Superdelegates make up around 15% of all voting DNC delegates and “include governors, members of Congress, mayors and others.”
Fox News reports that the reforms, which were authored earlier this year, force the superdelegates to wait until the second ballot at the Democratic National Convention before weighing in on which presidential candidate they prefer.
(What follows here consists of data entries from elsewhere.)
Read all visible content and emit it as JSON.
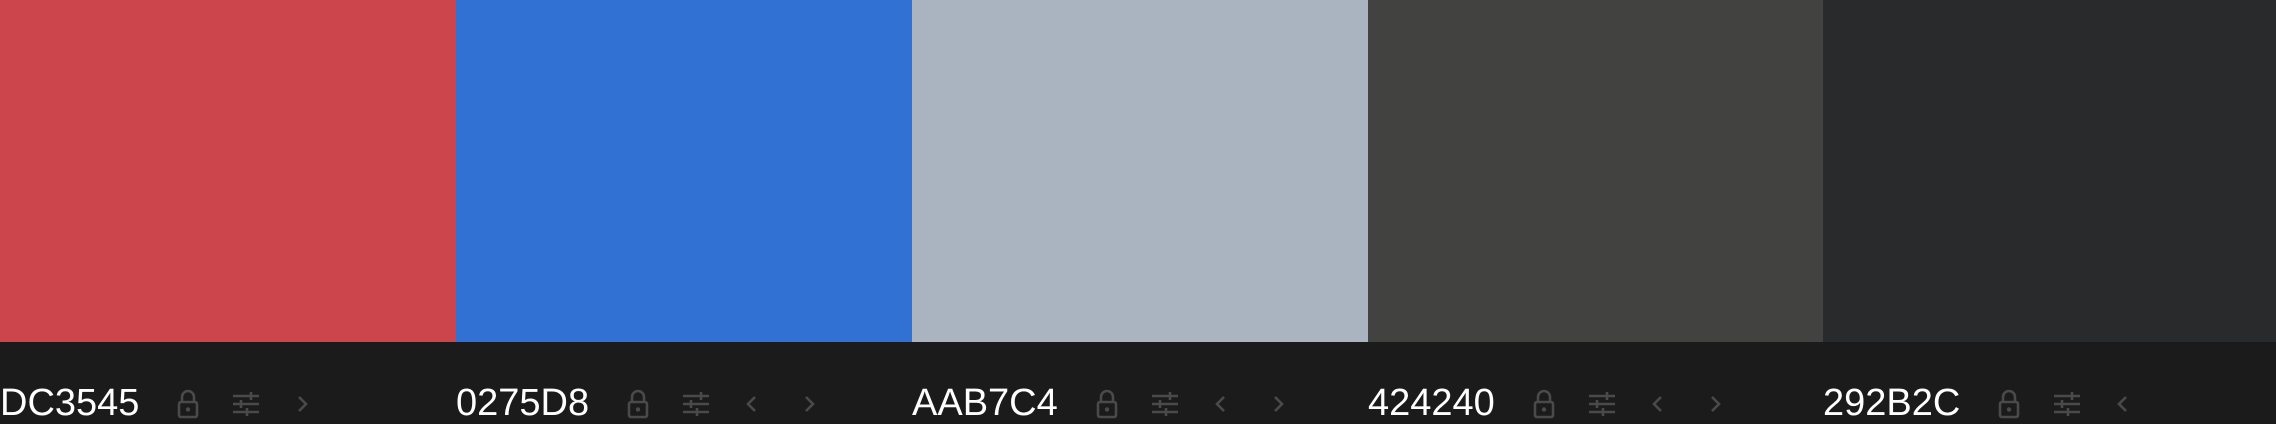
{
  "palette": {
    "colors": [
      {
        "hex_label": "DC3545",
        "swatch_color": "#CD454C",
        "actions": [
          "lock",
          "adjust",
          "right"
        ]
      },
      {
        "hex_label": "0275D8",
        "swatch_color": "#3171D3",
        "actions": [
          "lock",
          "adjust",
          "left",
          "right"
        ]
      },
      {
        "hex_label": "AAB7C4",
        "swatch_color": "#AAB4C1",
        "actions": [
          "lock",
          "adjust",
          "left",
          "right"
        ]
      },
      {
        "hex_label": "424240",
        "swatch_color": "#424240",
        "actions": [
          "lock",
          "adjust",
          "left",
          "right"
        ]
      },
      {
        "hex_label": "292B2C",
        "swatch_color": "#292A2C",
        "actions": [
          "lock",
          "adjust",
          "left"
        ]
      }
    ],
    "icon_color": "#4a4a4a",
    "background": "#1b1b1b",
    "icons": {
      "lock": "lock-icon",
      "adjust": "sliders-icon",
      "left": "chevron-left-icon",
      "right": "chevron-right-icon"
    }
  }
}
This, the more progressive wing of the DNC claims, will help limit superdelegate influence, both on the process and in selecting the final candidate.
Supporters of former presidential candidate Bernie Sanders have been pushing superdelegate reforms on the theory that Sanders would have secured the presidential nomination in 2016 had it not been for the 15% of delegates who operate outside the primary and caucus system — all of whom were firmly in Hillary Clinton’s camp.
Sanders’ complaints are speculative, but DNC emails, revealed through a hack late in the presidential campaign cycle in 2016, show the foundations of a concerted effort to direct the nomination to Hillary Clinton, despite Sanders’ early successes in states like Iowa.
There’s no guarantee the reforms will mean much of a change in how the Democrats’ candidate is chosen. The superdelegates could choose to exercise their influence earlier in the process, or Sanders’ influence over party politics could turn out to be outsized (a likely scenario), and progressive candidates will still fail at the presidential level.